Graphic Novel Review: Harvey Knight’s Odyssey by Nick Maandag

Harvey Knight’s Odyssey by Nick Maandag. Drawn & Quarterly, 2023. 9781770466326. 168pp.

This graphic novel contains three separate strange, deadpan stories. Two of them star author and artist Nick Maandag himself.

In “The Plunge” Maandag decides to start making his own coffee at work with a French press, and the process becomes something of an event for everyone there.

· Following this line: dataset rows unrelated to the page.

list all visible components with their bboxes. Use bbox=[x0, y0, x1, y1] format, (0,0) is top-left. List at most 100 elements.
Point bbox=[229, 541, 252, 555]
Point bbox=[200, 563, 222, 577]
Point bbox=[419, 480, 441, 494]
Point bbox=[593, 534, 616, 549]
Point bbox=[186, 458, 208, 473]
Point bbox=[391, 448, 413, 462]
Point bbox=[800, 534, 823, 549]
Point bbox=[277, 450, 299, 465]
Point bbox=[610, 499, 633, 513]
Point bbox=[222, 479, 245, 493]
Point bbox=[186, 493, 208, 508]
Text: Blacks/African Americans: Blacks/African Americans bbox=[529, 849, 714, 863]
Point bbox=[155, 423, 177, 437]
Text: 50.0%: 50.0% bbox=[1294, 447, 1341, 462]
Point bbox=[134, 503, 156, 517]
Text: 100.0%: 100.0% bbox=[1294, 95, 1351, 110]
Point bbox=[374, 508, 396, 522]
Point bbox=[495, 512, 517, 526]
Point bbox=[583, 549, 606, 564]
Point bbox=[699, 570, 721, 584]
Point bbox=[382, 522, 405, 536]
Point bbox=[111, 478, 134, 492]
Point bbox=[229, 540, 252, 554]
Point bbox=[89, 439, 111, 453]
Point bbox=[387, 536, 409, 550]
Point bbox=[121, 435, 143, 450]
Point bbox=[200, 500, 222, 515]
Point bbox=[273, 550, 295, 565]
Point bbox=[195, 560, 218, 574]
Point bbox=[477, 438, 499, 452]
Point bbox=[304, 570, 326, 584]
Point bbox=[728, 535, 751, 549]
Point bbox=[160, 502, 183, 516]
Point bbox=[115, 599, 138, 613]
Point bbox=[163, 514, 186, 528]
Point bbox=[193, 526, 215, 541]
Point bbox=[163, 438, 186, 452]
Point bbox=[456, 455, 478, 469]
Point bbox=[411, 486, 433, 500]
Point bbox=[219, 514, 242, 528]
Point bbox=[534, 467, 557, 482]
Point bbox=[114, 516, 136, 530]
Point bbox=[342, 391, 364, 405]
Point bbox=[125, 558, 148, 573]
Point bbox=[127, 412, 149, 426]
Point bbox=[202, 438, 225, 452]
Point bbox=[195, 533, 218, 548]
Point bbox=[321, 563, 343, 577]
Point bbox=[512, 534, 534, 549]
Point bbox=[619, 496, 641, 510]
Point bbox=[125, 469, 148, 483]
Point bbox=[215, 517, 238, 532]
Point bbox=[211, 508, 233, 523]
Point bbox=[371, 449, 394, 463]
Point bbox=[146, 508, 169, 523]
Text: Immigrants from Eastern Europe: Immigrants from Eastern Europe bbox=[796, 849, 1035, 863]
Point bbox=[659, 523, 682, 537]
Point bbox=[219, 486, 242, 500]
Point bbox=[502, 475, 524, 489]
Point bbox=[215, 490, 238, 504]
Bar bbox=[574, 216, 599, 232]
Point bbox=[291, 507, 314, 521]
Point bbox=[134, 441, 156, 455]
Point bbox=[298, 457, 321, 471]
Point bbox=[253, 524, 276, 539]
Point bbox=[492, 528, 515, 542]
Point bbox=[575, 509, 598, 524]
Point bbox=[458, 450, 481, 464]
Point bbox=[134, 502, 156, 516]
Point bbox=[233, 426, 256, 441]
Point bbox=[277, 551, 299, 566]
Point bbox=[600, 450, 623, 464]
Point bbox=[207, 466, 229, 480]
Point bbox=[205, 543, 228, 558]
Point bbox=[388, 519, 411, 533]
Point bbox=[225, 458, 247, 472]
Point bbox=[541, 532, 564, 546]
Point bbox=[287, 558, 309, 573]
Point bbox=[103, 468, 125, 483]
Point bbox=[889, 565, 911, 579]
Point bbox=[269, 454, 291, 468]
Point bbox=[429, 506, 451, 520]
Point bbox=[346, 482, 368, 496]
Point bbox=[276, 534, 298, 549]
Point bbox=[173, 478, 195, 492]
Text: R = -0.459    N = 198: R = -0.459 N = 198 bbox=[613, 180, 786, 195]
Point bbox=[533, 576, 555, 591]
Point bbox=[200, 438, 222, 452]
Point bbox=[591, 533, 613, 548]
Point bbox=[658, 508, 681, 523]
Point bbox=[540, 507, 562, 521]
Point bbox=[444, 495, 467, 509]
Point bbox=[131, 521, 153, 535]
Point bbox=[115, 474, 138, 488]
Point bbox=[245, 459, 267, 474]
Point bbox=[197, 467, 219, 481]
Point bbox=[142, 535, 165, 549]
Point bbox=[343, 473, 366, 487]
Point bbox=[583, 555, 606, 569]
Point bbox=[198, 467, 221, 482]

“Full Day” starts with a trash machine sucking the hat right off Maandag’s head as he goes to work in the morning. Thus begins a day that includes a meeting that’s difficult to interpret and a random efficiency check of his work, among other bits of weirdness. Toward the end there’s a lewd act (or brilliant piece of performance art, you be the judge) on a subway. (It’s my favorite story and reminds me of my strangest day working at a public library.)

“Harvey Knight’s Odyssey” is the longest story. It involves the religion Solarism, whose members believe humans are products of both light and dark, and that over time, through exposure to light, they can become pure beings. (They use high-powered tanning beds.) The story contains corruption, nudity, cavity searches, sunburns, spiders, and owl-eating.

Worth noting: The endpapers contain ten comic strips. And, despite the cover image, I don’t remember a shark or a bird with human feet anywhere in the book, though it’s full of so many odd moments that I feel like I may have overlooked both.